The next area of reform came in worship (29:20-30:27). Here, the sin of the people of Judah was first dealt with, then the singing and more offerings commenced, and finally, individuals came to worship by giving offerings. After all this, the Passover is reinstituted. It is interesting that in focusing on worship, sin is the first priority, then corporate singing, then individual worship. I have often heard people speak of their eagerness to get to corporate worship because they want to "do business with God." I am all for the repentance that accompanies Spirit-empowered preaching. However, why not repent now? Do business with God now? Turn from sin now? What greater way to prepare to enter the presence of God than to spend time confessing known sin and asking God to search your heart for all that is unknown to your conscious mind! Then, we are enabled to come into the presence of the Lord with thanksgiving in our hearts (Psalm 95:2). Then our singing is transformed as we celebrate the God of forgiveness and grace.
Finally, the reform touched the personal lives of the people (2 Chron. 31:1-19). Idols were destroyed, high places were pulled down, and altars were destroyed. Also, the people were now spiritually freed to give as they should, and tithing of crops and all that people had was revived. You see, the reformation of the leadership, the temple, and corporate worship led to the personal reformation of households.
The one question I have is...was Hezekiah successful? We are a success-driven society and church. We are not so much purpose-driven as we are success-driven. So, was Hezekiah successful? After all, the people of Judah would turn away from the Lord again after Hezekiah dies and Manasseh takes over. The Babylonians are still going to invade in a few decades and utterly destroy Judah, taking them into captivity.
Did Hezekiah fail? Nothing stuck. The generations that follow "de-reformed". It was the deflation of all Hezekiah had worked to achieve. Did he fail? Will I fail if nothing sticks? Will I be a failure if the reformation I am praying and preaching for does not last? The answer, I think, lies in something we have already read and something we have yet to read.
(1) 2 Kings 18:5-7 - "He trusted in the Lord, the God of Israel; so that after him there was none like him among all the kings of Judah, nor among those who were before him. For he clung to the Lord; he did not depart from following Him, but kept His commandments, which the Lord had commanded Moses. And the Lord was with him; wherever he went he prospered." Does that sound like a failure? No.
(2) 2 Chronicles 31:20-21 - "Thus Hezekiah did throughout all Judah; and he did what was good, right and true before the Lord his God. Every work which he began in the service of the house of God in law and in commandment, seeking his God, he did with all his heart and prospered." Does that sound like a failure?

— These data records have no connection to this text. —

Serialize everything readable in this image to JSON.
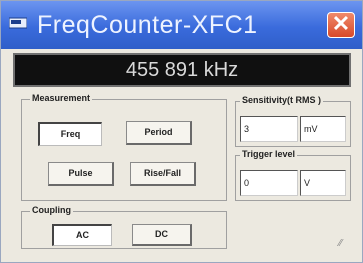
{
  "window": {
    "title": "FreqCounter-XFC1",
    "close_label": "✕",
    "title_icon": "instrument-icon"
  },
  "display": {
    "reading": "455 891 kHz"
  },
  "measurement": {
    "label": "Measurement",
    "buttons": [
      {
        "label": "Freq",
        "pressed": true
      },
      {
        "label": "Period",
        "pressed": false
      },
      {
        "label": "Pulse",
        "pressed": false
      },
      {
        "label": "Rise/Fall",
        "pressed": false
      }
    ]
  },
  "sensitivity": {
    "label": "Sensitivity(t RMS )",
    "value": "3",
    "unit": "mV"
  },
  "trigger": {
    "label": "Trigger level",
    "value": "0",
    "unit": "V"
  },
  "coupling": {
    "label": "Coupling",
    "buttons": [
      {
        "label": "AC",
        "pressed": true
      },
      {
        "label": "DC",
        "pressed": false
      }
    ]
  },
  "resize_grip": "⁄⁄"
}
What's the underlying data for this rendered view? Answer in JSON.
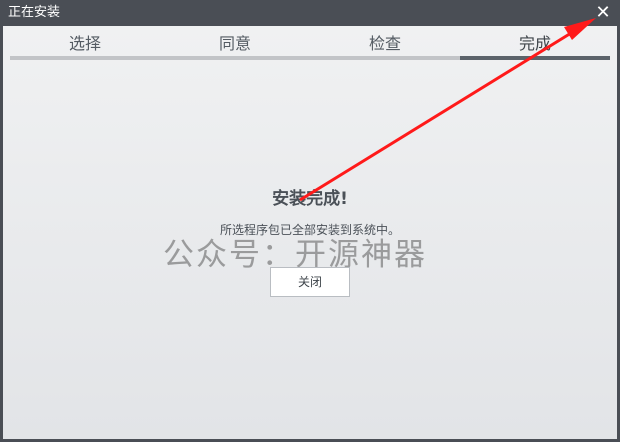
{
  "window": {
    "title": "正在安装",
    "close_icon": "✕"
  },
  "tabs": [
    {
      "label": "选择",
      "active": false
    },
    {
      "label": "同意",
      "active": false
    },
    {
      "label": "检查",
      "active": false
    },
    {
      "label": "完成",
      "active": true
    }
  ],
  "main": {
    "heading": "安装完成!",
    "message": "所选程序包已全部安装到系统中。",
    "close_button_label": "关闭"
  },
  "watermark": "公众号：开源神器",
  "annotation": {
    "arrow_color": "#ff1a1a"
  }
}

No.
Can I substitute my name in there? Can you? Try, and you ask the Lord if it's true or not. Thus [name] did this work in [church name]; and he did what was good, right and true before the Lord his God. Every work which [name] began in the service of the house of God...seeking his God... [name] did with all his heart.
What is the primary goal in reform? Personal faithfulness. Faithfulness to the task at hand, depending on the Lord and His strength, resting in His faithfulness on my behalf, and doing every work with all my heart. It is a high bar, but it is the bar for any who would lead the reform of God's people.